Hey Nancy: I found your Astroturf

Anyone remember the Coffee Party

In case you forgot (or blinked and missed their brief existence ) the Coffee Party was basically the left's grassroots response to the increasingly successful Tea Party.  The movement billed itself as non-partisan and civil, using the cliched stance of being tired of partisanship in Washington and wanting thoughtful discourse.  Unsurprisingly the leftist organization received a glowing reception from the media, but despite the promotion they didn't manage to accomplish anything other than directly confronting the Tea Party (Kinda).  To give you an example of how badly the Coffee Party failed, look at their "breakout" protest, which attracted a grand total of...30 people.

The failure of the Coffee Party has to be rather disappointing and mildly embarrassing for a Democratic party so desperately in need of some sort of momentum from Progressives, especially while the Tea Party continues to enjoy some level of success.  So what's the left to do when a grassroots movement won't shoot up on its own?  Create one:

If imitation is the highest form of flattery, the "tea party" movement must be honored.

In an effort to replicate the tea party's success, 170 liberal and civil rights groups are forming a coalition that they hope will match the movement's political energy and influence. They promise to "counter the tea party narrative" and help the progressive movement find its voice again after 18 months of foundering.

The large-scale attempt at liberal unity, dubbed "One Nation," will try to revive themes that energized the progressive grass roots two years ago.

[...]

The groups involved represent the core of the first-time voters who backed Obama, including the National Council of La Raza, the Service Employees International Union, the NAACP, the AFL-CIO, and the United States Student Association. (The effort is separate from the Democratic Party's plan to spend $50 million trying to reach those same voters.)

WaPo does a pretty poor job of covering their bias, but what else is new?  Ed from HotAir hits nail on the head over that last paragraph:

Separate?  Uh, sure it is.  The SEIU and the AFL-CIO never  coordinate with Democrats, and neither do La Raza or the NAACP … right?  This overly credulous statement should embarrass the WaPo editorial staff.  If the Tea Party had been formed on the basis of massive funding from the NRA, the Chamber of Commerce, and Focus on the Family, would anyone in the media have written that the effort would have been “separate” from the GOP?

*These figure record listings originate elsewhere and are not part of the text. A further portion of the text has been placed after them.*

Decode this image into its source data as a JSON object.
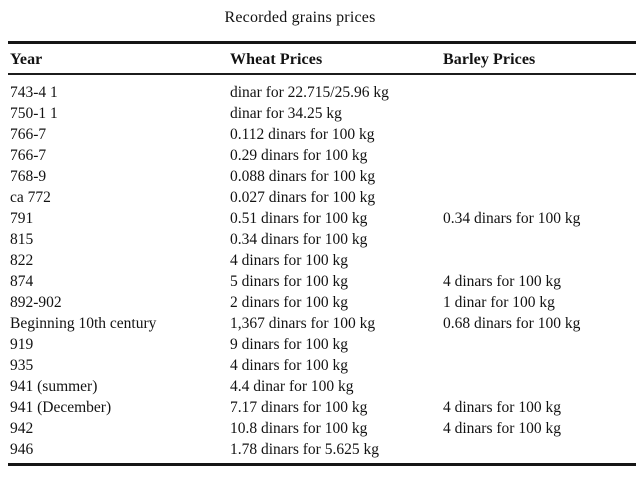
{
  "title": "Recorded grains prices",
  "table": {
    "columns": [
      "Year",
      "Wheat Prices",
      "Barley Prices"
    ],
    "rows": [
      {
        "year": "743-4 1",
        "wheat": "dinar for 22.715/25.96 kg",
        "barley": ""
      },
      {
        "year": "750-1 1",
        "wheat": "dinar for 34.25 kg",
        "barley": ""
      },
      {
        "year": "766-7",
        "wheat": "0.112 dinars for 100 kg",
        "barley": ""
      },
      {
        "year": "766-7",
        "wheat": "0.29 dinars for 100 kg",
        "barley": ""
      },
      {
        "year": "768-9",
        "wheat": "0.088 dinars for 100 kg",
        "barley": ""
      },
      {
        "year": "ca 772",
        "wheat": "0.027 dinars for 100 kg",
        "barley": ""
      },
      {
        "year": "791",
        "wheat": "0.51 dinars for 100 kg",
        "barley": "0.34 dinars for 100 kg"
      },
      {
        "year": "815",
        "wheat": "0.34 dinars for 100 kg",
        "barley": ""
      },
      {
        "year": "822",
        "wheat": "4 dinars for 100 kg",
        "barley": ""
      },
      {
        "year": "874",
        "wheat": "5 dinars for 100 kg",
        "barley": "4 dinars for 100 kg"
      },
      {
        "year": "892-902",
        "wheat": "2 dinars for 100 kg",
        "barley": "1 dinar for 100 kg"
      },
      {
        "year": "Beginning 10th century",
        "wheat": "1,367 dinars for 100 kg",
        "barley": "0.68 dinars for 100 kg"
      },
      {
        "year": "919",
        "wheat": "9 dinars for 100 kg",
        "barley": ""
      },
      {
        "year": "935",
        "wheat": "4 dinars for 100 kg",
        "barley": ""
      },
      {
        "year": "941 (summer)",
        "wheat": "4.4 dinar for 100 kg",
        "barley": ""
      },
      {
        "year": "941 (December)",
        "wheat": "7.17 dinars for 100 kg",
        "barley": "4 dinars for 100 kg"
      },
      {
        "year": "942",
        "wheat": "10.8 dinars for 100 kg",
        "barley": "4 dinars for 100 kg"
      },
      {
        "year": "946",
        "wheat": "1.78 dinars for 5.625 kg",
        "barley": ""
      }
    ]
  },
  "colors": {
    "background": "#ffffff",
    "text": "#121212",
    "rule": "#161616"
  }
}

Say, didn't Nancy Pelosi have something to say about groups like this?




Throughout this blog I've repeatedly pointed out cases of liberal hypocrisy, and this is certainly a big one.  When the Tea Party was gaining ground the left was comically schizophrenic in their lies, either claiming that the Tea Party was a group of fringe extremists, or fake grassroots controlled by special interest groups loyal to the GOP.  The Democrats and Progressives spewed the demagogue and the media eagerly proliferated it.  But when their own grassroots organization failed miserably, they wasted no time in dabbling in a bit of astroturf.  In other words:  Demagogue the opposition and then engage in the very same thing you accused them of.

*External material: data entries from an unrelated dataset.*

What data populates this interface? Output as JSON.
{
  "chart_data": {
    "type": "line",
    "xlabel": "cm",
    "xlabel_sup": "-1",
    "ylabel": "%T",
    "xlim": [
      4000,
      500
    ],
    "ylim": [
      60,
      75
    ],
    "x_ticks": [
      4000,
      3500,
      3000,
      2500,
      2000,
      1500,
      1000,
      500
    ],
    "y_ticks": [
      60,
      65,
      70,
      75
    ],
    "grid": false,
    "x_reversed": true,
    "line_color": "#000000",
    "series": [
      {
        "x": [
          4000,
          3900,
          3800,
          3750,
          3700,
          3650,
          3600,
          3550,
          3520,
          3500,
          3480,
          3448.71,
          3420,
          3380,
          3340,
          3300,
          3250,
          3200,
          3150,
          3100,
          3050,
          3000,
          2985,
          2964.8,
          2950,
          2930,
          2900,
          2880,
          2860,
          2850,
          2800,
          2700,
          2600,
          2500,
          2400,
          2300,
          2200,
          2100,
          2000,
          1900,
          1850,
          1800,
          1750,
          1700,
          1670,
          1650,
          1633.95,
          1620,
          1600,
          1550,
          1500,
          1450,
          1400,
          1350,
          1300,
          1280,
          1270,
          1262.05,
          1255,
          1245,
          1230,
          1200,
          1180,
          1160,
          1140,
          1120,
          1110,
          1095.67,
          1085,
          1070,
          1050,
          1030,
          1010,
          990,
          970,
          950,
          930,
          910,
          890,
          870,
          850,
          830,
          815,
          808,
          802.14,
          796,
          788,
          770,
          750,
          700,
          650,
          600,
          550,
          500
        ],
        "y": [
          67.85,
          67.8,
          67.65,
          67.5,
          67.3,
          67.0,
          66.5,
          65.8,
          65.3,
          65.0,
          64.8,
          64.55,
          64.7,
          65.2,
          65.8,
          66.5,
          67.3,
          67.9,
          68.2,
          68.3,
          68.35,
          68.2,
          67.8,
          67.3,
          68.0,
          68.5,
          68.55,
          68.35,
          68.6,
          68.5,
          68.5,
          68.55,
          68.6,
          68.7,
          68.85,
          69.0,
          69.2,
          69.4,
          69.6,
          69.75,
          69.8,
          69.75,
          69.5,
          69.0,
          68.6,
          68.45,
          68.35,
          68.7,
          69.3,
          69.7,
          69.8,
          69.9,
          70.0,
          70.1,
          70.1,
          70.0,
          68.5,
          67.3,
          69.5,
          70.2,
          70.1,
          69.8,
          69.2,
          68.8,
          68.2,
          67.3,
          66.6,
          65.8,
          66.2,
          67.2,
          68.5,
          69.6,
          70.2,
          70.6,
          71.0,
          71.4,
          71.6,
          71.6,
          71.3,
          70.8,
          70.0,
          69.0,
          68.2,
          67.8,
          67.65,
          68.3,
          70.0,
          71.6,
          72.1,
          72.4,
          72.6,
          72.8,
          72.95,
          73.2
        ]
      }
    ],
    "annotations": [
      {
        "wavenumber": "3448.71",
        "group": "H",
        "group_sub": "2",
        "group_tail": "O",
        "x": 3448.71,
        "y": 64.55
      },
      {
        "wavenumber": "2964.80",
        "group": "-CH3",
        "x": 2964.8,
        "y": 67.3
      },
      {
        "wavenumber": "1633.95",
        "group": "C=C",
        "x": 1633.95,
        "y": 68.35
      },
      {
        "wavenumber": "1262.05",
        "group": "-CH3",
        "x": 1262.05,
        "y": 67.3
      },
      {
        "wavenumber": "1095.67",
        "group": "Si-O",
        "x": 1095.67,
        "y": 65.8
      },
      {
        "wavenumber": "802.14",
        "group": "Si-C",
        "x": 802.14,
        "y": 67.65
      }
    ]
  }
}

The hypocrisy falls not just on the heads of the Democrats, but also on the media, who is undoubtedly going to ignore the obvious while at the same time proclaiming "One Nation" as a great example of civic involvement.  I'd include the groups involved in this, but being hypocritical is the last thing anyone should be concerned about when it comes to a group of thugs (SEIU), racial supremacists (La Raza), and charlatans (NAACP).

Exit question:  Wouldn't silence on this be in violation Pelosi's much vaunted ethics?  More hypocrisy?  There's a shocker.